The lunch was an opportunity for the students to sample kettle corn and snow cones and to mingle with each other and with new graduate international students.
"I see a lot of international students, which I didn't expect," said Sara Munoz, a graduate student from Spain. "It's good to connect with them at the beginning. Once you get into your program, it will be more difficult."
Veteran international students served as volunteers during the program to guide the new freshmen through their introduction to campus.
"The program was so helpful to me last year, so I came back to volunteer to help this year," said Auxilia Munhutu, a sophomore from Zimbabwe. She and 13 other upperclassmen explained residential college life, helped students move into their rooms and organized game nights.
Two-thirds of all incoming international and exchange students attended the international pre-orientation, which included a session that introduced them to the many student organizations on campus, a tour of the campus libraries, a presentation about community service at Princeton and a shopping trip to purchase essentials for school.
Nelson Chiwara, who is from Zimbabwe, said the program has gotten him acquainted with the campus and much more. "It has helped me to get used to the American way of life and culture," he said. He also enjoyed the shopping excursion. "I love Wal-Mart."
Nithiya Muthusamy, a native of Malaysia, was happy to have been introduced to the international community.

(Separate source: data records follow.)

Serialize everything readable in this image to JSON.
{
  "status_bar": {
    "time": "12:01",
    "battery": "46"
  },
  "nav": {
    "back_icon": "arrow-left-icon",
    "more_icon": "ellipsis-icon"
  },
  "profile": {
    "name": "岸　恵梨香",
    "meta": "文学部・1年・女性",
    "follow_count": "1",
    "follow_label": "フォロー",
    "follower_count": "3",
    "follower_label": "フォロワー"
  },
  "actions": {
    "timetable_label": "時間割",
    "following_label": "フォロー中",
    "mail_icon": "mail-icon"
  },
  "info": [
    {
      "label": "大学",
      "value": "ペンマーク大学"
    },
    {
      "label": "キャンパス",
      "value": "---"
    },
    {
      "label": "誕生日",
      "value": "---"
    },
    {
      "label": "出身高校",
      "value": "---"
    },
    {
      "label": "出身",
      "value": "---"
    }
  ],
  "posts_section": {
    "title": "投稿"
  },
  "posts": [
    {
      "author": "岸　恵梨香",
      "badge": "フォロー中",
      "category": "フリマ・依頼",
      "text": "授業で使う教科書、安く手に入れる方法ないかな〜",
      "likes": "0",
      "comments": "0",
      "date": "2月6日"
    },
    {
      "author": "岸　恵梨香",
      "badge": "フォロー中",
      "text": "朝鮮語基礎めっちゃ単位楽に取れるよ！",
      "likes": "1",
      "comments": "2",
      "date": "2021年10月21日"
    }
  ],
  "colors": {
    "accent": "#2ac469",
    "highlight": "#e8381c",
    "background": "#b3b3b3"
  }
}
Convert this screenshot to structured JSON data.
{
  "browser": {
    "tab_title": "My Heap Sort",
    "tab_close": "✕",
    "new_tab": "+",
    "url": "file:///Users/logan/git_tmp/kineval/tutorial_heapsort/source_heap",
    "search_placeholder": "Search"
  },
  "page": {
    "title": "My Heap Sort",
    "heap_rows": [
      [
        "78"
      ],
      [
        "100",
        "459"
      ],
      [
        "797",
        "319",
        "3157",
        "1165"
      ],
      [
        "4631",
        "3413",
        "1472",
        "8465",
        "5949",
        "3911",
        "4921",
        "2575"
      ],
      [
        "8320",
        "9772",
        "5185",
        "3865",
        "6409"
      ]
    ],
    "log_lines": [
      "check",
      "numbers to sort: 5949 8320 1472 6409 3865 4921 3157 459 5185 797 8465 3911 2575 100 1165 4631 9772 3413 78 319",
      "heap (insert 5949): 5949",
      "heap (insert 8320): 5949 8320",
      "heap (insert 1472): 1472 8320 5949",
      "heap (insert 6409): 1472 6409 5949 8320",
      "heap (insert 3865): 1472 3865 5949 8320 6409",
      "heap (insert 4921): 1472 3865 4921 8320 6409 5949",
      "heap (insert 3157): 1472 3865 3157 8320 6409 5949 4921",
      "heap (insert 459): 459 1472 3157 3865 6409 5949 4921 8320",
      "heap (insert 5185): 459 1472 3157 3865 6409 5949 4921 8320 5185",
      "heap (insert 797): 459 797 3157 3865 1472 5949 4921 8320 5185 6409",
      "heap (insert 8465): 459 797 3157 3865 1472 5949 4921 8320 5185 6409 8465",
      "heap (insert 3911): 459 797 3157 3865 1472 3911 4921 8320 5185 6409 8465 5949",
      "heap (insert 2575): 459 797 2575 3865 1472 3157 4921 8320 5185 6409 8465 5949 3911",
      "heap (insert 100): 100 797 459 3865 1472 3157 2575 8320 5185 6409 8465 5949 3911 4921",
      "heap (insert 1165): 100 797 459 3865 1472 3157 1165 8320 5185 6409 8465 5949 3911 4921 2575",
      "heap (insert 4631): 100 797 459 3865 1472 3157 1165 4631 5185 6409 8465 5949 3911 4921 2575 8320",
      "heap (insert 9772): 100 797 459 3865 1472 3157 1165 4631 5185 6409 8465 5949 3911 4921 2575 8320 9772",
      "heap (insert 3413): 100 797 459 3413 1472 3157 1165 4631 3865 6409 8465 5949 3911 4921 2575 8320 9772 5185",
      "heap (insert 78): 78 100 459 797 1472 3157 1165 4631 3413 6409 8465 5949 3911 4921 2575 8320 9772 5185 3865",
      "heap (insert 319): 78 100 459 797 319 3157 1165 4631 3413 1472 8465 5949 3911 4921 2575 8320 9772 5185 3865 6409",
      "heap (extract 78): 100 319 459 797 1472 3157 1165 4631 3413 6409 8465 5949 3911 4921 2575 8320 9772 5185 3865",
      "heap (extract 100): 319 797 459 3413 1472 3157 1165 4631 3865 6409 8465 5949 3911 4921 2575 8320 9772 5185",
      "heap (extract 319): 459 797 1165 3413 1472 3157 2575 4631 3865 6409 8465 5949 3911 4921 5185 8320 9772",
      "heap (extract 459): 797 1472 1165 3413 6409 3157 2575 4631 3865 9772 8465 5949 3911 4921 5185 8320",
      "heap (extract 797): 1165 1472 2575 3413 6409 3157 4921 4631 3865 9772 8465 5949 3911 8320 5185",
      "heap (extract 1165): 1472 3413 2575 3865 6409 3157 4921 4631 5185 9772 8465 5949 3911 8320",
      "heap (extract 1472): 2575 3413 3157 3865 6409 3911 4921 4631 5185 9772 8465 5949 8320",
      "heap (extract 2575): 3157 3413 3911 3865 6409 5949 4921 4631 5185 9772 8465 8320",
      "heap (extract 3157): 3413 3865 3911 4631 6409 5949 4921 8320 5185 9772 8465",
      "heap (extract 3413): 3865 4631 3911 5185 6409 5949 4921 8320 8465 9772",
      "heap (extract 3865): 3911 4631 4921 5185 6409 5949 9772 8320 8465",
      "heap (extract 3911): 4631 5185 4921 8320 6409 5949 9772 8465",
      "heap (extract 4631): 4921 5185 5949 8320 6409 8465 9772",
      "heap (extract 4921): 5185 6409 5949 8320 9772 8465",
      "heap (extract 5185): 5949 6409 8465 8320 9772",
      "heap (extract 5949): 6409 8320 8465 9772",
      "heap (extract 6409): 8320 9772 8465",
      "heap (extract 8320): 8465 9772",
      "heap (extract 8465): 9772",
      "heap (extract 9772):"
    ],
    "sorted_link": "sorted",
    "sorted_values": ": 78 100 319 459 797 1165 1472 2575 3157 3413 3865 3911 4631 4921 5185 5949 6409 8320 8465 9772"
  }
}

"Being an international student, I really wanted to connect with the international community," he said. "I wanted to be keyed in to what the international community was doing -- not just getting on the mailing list, but really getting to know them. Thus far it's been great fun."
Other members of the freshman class participated in Outdoor Action and Community Action pre-orientation programs Sept. 2-8, which welcomed students to Princeton by offering opportunities to make new friends while taking part in outdoor and volunteer activities.
Students participated in 74 Outdoor Action trips across eight states, including an excursion of canoeing, rock climbing and trail restoration at the Princeton-Blairstown Center in northern New Jersey. Community Action brought students to 12 sites in Princeton, Trenton and Philadelphia, where they prepared food at a soup kitchen, repaired houses in an urban renewal project and stocked shelves at a food pantry. A total of 758 freshmen were involved, while upperclassmates provided guidance as leaders and mentors.